Operações Especiais: A Linha
O preço da guerra
Operações Especiais: A Linha é frequentemente citado como um dos exemplos mais claros de um jogo que implica deliberadamente o jogador em ações moralmente questionáveis, ao mesmo tempo que discute questões mentais em sua narrativa. A história segue o capitão Martin Walker enquanto ele lidera um esquadrão em uma Dubai devastada em busca de sobreviventes e de uma unidade militar rebelde.

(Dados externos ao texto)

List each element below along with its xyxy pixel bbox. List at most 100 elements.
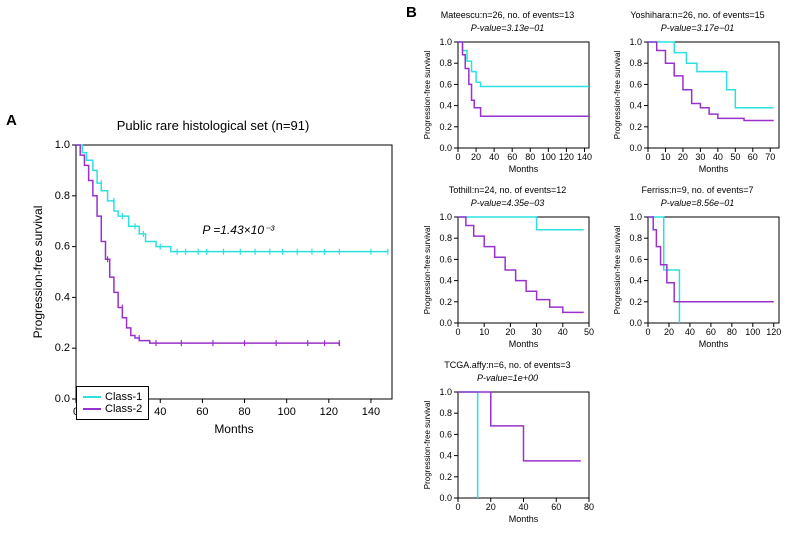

Durante os acontecimentos do jogo, Walker toma decisões cada vez mais agressivas, culminando no uso de fósforo branco contra as forças inimigas. O rescaldo revela que civis estavam entre as vítimas, momento que marca uma viragem na narrativa. A partir daí, o jogo desmonta continuamente as suposições do jogador sobre o seu papel. Revelações posteriores sugerem que a percepção dos eventos de Walker não é confiável e que muitas de suas ações foram motivadas pela deterioração de seu próprio estado mental, e não pela necessidade. No final, a linha entre o certo e o errado é efetivamente apagada.
Ótimos jogos onde suas decisões realmente importam
Os jogos a seguir se destacam por forçar os jogadores a tomar decisões difíceis que podem mudar drasticamente a história.